06 July 2011

Libertarians and War

From today's Von Mises dispatch:

To conclude: A libertarian just war would have to be declared in response to an act of aggression that could not be remedied by a lesser level of defensive violence. It would have to be declared by an agency on behalf of people who had assigned their rights of self defense. The war could be declared only on behalf of those assignees. Dissenters would have to be left in peace to defend themselves, or not. The declaration of war would be against the individuals responsible for an attack but not against the "enemy" civilian population. And, finally, the war would have to be conducted with strategies and weaponry that could not foreseeably involve injuring or killing innocents.

Given these requirements, a libertarian just war remains unimaginable.

Indeed it does. Which is one reason Lew Rockwell libertarianism unfortunately remains unimaginable. Perhaps a libertarian may not justly go to war, but war will come to the libertarian. And it's in the interests of liberty that when it does, he wins.

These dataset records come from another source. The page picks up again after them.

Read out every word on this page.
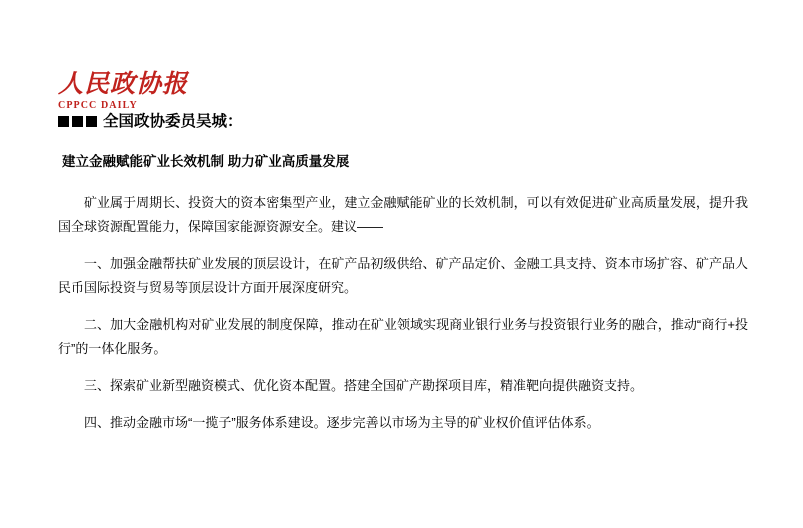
人民政协报
CPPCC DAILY
全国政协委员吴城：
建立金融赋能矿业长效机制 助力矿业高质量发展

矿业属于周期长、投资大的资本密集型产业，建立金融赋能矿业的长效机制，可以有效促进矿业高质量发展，提升我国全球资源配置能力，保障国家能源资源安全。建议——

一、加强金融帮扶矿业发展的顶层设计，在矿产品初级供给、矿产品定价、金融工具支持、资本市场扩容、矿产品人民币国际投资与贸易等顶层设计方面开展深度研究。

二、加大金融机构对矿业发展的制度保障，推动在矿业领域实现商业银行业务与投资银行业务的融合，推动“商行+投行”的一体化服务。

三、探索矿业新型融资模式、优化资本配置。搭建全国矿产勘探项目库，精准靶向提供融资支持。

四、推动金融市场“一揽子”服务体系建设。逐步完善以市场为主导的矿业权价值评估体系。
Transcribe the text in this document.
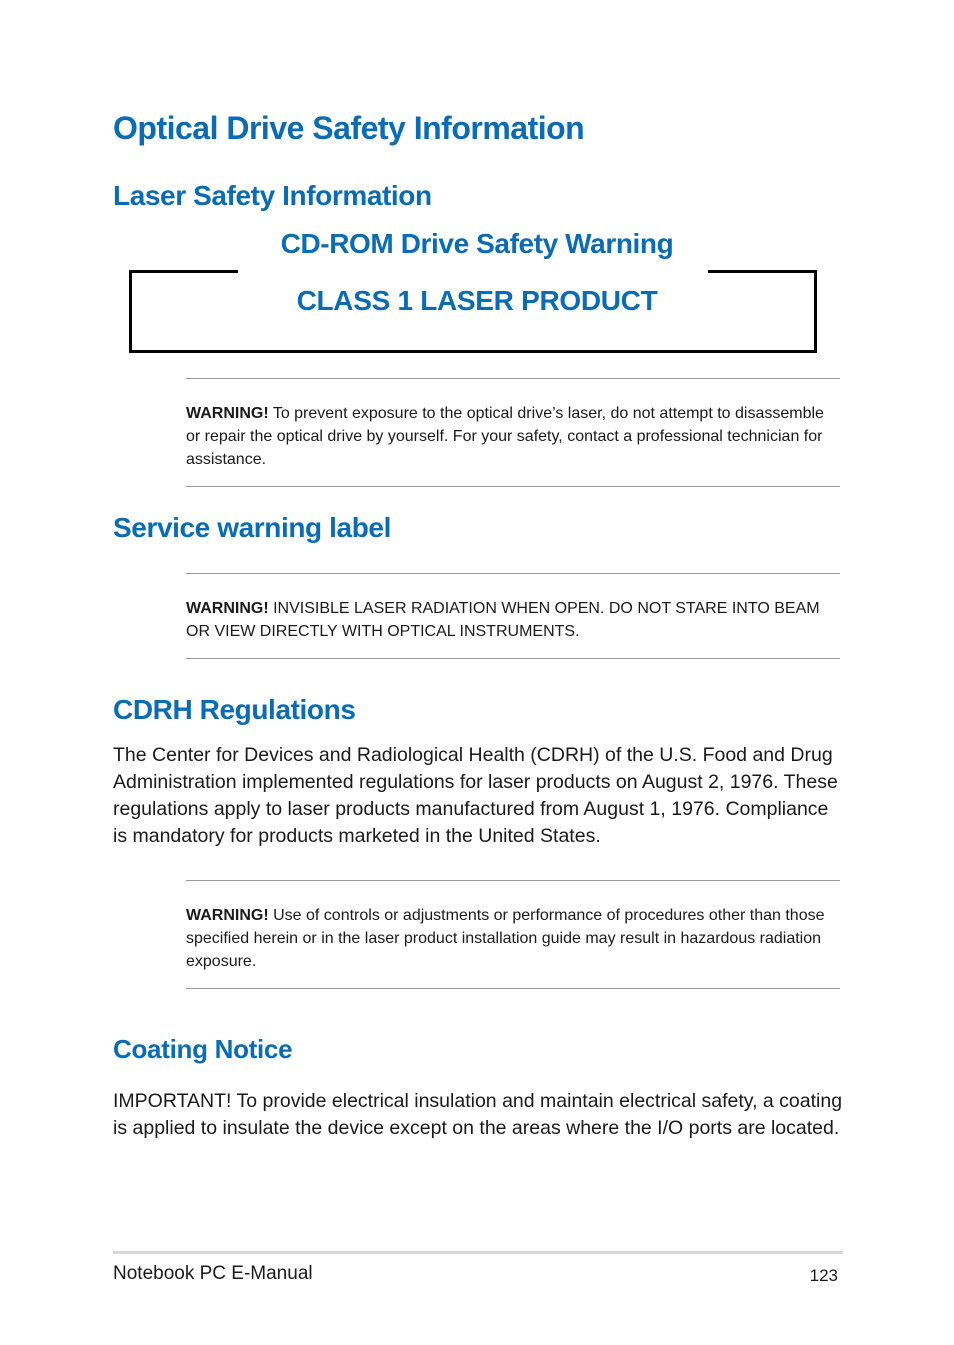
Optical Drive Safety Information
Laser Safety Information
CD-ROM Drive Safety Warning
CLASS 1 LASER PRODUCT
WARNING! To prevent exposure to the optical drive’s laser, do not attempt to disassemble or repair the optical drive by yourself. For your safety, contact a professional technician for assistance.
Service warning label
WARNING! INVISIBLE LASER RADIATION WHEN OPEN. DO NOT STARE INTO BEAM OR VIEW DIRECTLY WITH OPTICAL INSTRUMENTS.
CDRH Regulations
The Center for Devices and Radiological Health (CDRH) of the U.S. Food and Drug Administration implemented regulations for laser products on August 2, 1976. These regulations apply to laser products manufactured from August 1, 1976. Compliance is mandatory for products marketed in the United States.
WARNING! Use of controls or adjustments or performance of procedures other than those specified herein or in the laser product installation guide may result in hazardous radiation exposure.
Coating Notice
IMPORTANT! To provide electrical insulation and maintain electrical safety, a coating is applied to insulate the device except on the areas where the I/O ports are located.
Notebook PC E-Manual	123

John Keegan's A History of Warfare is interesting on the subject. Keegan makes an anthropological case (not with any particular joy) that Clausewitz was wrong. War is the human condition and politics is the extension of war by other means. The public choice economic argument for war also seems compelling. If your population exceeds your resources, you must reduce population, increase resources, or improve efficiency through advancements in productivity and technology - and there is one human activity that holds out the promise, however illusory, of doing all three at once.

It is possible even in the face of the seeming inevitability of war to refuse to participate. I'm much more eager for the United States to refuse to participate than I once was. It once seemed to me that nothing could be more libertarian than knocking off a genocidal dictator. But the game has seldom proven to be worth the candle.

Nevertheless it would be wrong to say there can never be a game worth playing, nor a candle worth burning. That way lies the fate of the Moriori. The modern test I like to apply is whether someone's philosophy would have required them to allow the Nazis or Soviets to conquer everything outside the U.S. border (or worse, the U.S. itself) without Americans entering the fight. Call me crazy, but I don't think it's conducive to liberty to give blood transfusions to those states that are especially likely to derive their health from war.